Children with cerebral palsy (CP) can greatly benefit from playing "active play" video games – as opposed to the kind that don't require any kind of physical activity. According to researchers from Holland Bloorview Kids Rehabilitation Hospital and the University of Toronto.

Children with CP that play traditional games face an even greater risk of being overweight or developing health issues such as diabetes or musculoskeletal disorders than other children. But researchers say that video games such as those found on Nintendo's Wii can provide an opportunity to promote light to moderate physical activity in children with CP, and may even have a role to play in rehabilitation therapy. Their research was published online today in the Archives of Physical Medicine and Rehabilitation.

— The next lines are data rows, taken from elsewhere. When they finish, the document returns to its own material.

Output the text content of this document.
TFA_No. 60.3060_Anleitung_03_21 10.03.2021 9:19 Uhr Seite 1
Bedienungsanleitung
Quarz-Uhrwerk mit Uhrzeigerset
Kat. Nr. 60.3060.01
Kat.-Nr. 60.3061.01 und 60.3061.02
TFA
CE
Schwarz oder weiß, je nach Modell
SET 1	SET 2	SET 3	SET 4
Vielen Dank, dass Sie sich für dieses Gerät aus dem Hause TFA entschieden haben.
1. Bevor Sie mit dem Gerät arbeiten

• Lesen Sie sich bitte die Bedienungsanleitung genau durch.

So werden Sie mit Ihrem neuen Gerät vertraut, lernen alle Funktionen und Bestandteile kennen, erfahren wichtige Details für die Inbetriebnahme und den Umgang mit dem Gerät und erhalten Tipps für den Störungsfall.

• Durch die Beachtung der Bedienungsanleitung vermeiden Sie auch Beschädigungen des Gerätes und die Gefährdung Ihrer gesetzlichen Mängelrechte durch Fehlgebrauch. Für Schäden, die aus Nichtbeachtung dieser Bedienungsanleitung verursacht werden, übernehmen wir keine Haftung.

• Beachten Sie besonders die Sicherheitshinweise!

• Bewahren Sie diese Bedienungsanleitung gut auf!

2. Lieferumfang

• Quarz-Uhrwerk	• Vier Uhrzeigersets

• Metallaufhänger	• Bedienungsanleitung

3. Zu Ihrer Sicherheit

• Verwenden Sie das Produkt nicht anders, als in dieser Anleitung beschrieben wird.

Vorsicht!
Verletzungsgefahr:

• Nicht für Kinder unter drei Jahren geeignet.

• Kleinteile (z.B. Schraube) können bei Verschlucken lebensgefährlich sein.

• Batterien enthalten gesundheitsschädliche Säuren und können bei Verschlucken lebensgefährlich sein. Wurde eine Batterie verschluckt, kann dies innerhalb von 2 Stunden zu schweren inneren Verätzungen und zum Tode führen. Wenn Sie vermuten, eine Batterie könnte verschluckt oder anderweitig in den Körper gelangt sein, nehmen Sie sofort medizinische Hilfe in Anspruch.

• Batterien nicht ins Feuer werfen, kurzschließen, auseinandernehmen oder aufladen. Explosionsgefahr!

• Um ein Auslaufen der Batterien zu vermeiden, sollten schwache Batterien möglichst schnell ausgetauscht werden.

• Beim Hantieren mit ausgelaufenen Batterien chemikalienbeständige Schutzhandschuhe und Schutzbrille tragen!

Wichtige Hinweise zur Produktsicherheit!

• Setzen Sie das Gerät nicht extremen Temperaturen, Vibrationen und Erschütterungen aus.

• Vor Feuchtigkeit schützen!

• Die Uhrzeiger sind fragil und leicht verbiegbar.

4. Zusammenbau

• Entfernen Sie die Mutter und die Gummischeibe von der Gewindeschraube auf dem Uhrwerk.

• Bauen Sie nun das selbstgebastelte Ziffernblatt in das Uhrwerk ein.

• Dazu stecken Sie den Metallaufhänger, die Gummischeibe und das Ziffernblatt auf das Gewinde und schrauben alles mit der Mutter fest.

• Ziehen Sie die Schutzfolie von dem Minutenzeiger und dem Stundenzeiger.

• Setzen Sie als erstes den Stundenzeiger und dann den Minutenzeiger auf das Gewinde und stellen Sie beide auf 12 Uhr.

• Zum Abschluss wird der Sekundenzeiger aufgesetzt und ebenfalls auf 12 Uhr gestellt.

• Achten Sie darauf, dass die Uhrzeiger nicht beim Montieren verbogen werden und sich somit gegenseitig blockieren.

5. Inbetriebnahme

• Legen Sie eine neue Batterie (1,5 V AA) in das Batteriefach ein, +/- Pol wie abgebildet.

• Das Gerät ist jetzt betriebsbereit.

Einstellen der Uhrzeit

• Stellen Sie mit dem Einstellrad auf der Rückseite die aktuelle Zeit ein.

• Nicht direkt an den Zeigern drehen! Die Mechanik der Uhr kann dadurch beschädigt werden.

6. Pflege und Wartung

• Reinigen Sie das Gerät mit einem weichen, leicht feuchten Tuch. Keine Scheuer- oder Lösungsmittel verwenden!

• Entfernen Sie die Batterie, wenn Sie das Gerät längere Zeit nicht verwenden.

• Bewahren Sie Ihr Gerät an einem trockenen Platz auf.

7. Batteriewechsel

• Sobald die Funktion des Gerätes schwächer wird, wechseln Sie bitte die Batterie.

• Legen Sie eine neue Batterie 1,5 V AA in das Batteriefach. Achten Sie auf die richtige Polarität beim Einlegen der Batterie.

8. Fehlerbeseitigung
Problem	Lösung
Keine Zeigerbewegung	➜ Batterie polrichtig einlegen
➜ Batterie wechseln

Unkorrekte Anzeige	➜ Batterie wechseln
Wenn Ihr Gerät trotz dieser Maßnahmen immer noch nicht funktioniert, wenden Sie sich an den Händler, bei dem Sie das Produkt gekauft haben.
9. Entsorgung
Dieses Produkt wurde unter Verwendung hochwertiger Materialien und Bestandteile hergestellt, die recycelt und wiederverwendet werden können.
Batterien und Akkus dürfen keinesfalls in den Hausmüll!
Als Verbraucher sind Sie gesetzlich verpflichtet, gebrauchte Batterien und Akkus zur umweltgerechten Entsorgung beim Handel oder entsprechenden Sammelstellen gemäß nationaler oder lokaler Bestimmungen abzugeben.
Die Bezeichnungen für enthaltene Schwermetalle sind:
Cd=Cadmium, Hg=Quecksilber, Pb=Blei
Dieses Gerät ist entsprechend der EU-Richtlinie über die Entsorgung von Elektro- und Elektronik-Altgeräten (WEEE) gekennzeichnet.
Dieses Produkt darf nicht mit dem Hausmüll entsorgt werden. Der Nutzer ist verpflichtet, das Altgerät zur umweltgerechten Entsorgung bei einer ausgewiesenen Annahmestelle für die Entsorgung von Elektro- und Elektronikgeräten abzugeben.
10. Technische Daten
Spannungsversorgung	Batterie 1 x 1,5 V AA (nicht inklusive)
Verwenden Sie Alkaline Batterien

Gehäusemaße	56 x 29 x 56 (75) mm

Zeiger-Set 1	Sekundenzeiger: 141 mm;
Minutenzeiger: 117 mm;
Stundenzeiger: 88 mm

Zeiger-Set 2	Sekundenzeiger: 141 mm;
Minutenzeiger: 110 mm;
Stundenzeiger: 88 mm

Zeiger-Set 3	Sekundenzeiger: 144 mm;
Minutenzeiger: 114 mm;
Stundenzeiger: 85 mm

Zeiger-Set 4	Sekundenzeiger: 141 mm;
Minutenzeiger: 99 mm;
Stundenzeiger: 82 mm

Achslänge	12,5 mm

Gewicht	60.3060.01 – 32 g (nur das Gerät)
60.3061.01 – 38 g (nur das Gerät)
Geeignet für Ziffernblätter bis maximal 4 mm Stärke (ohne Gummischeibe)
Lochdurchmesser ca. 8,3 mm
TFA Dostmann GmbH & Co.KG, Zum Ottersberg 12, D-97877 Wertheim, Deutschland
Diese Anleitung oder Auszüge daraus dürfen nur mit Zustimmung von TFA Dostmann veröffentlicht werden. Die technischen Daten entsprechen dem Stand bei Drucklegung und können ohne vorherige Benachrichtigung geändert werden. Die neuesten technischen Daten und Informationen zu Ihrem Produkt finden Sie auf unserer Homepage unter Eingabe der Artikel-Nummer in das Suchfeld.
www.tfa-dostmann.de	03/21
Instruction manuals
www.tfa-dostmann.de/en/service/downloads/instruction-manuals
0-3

"Active video games (AVG) provide a low-cost, commercially available system that can be strategically selected to address specific therapeutic goals," says lead investigator Elaine Biddiss, PhD, of Toronto's Bloorview Research Institute at Holland Bloorview Kids Rehabilitation Hospital, and the University of Toronto, Canada. "While our results did not show that AVG game play can be regarded as a replacement for more vigorous physical activity or muscle strengthening, we found that some games may provide targeted therapy focused on specific joints or movements."

The researchers chose 17 children with CP and studied them while they played four active video games on the Wii – Wii Bowling, Tennis, Boxing, and Dance Dance Revolution (DDR). Data about energy, motion, and muscle activity data was collected – followed by a survey that all the participants filled out. The survey gauged the children’s level of enjoyment playing the games. Researchers evaluated things like the intensity of the activity, the therapeutic potential of the games, and other practical considerations surrounding the use of active video games for promoting exercise.

Researchers came to the conclusion that children with mild CP can get moderate levels of physical activity during active video game play with the kinds of games that require full body movements, such as Wii Boxing and DDR, but the activities in those games were not deemed vigorous enough to build endurance or strength. Researchers did find that active video games encourage repetitive movement and can provide feedback to the user through on-screen avatars and game scores, which has the potential to promote neuroplastic change. Beyond the physical results, all of the children reported high levels of enjoyment, which researchers say can also enhance neuroplasticity.

Dr. Biddiss noted that games like Wii Boxing may be an "effective motivational environment for encouraging increased movement speed of the hemiplegic limb, in addition to the bilateral use of the limbs, because in-game success is strongly linked to these two metrics."

He goes on to say that active video games are not a replacement for traditional therapy methods and that there are many opportunities for further research on this particular subject. He believes that future advancements in game technology "may usher in a new age in physical rehabilitation where virtual environments provide an arena for neuroplastic change in the comfort of one's home."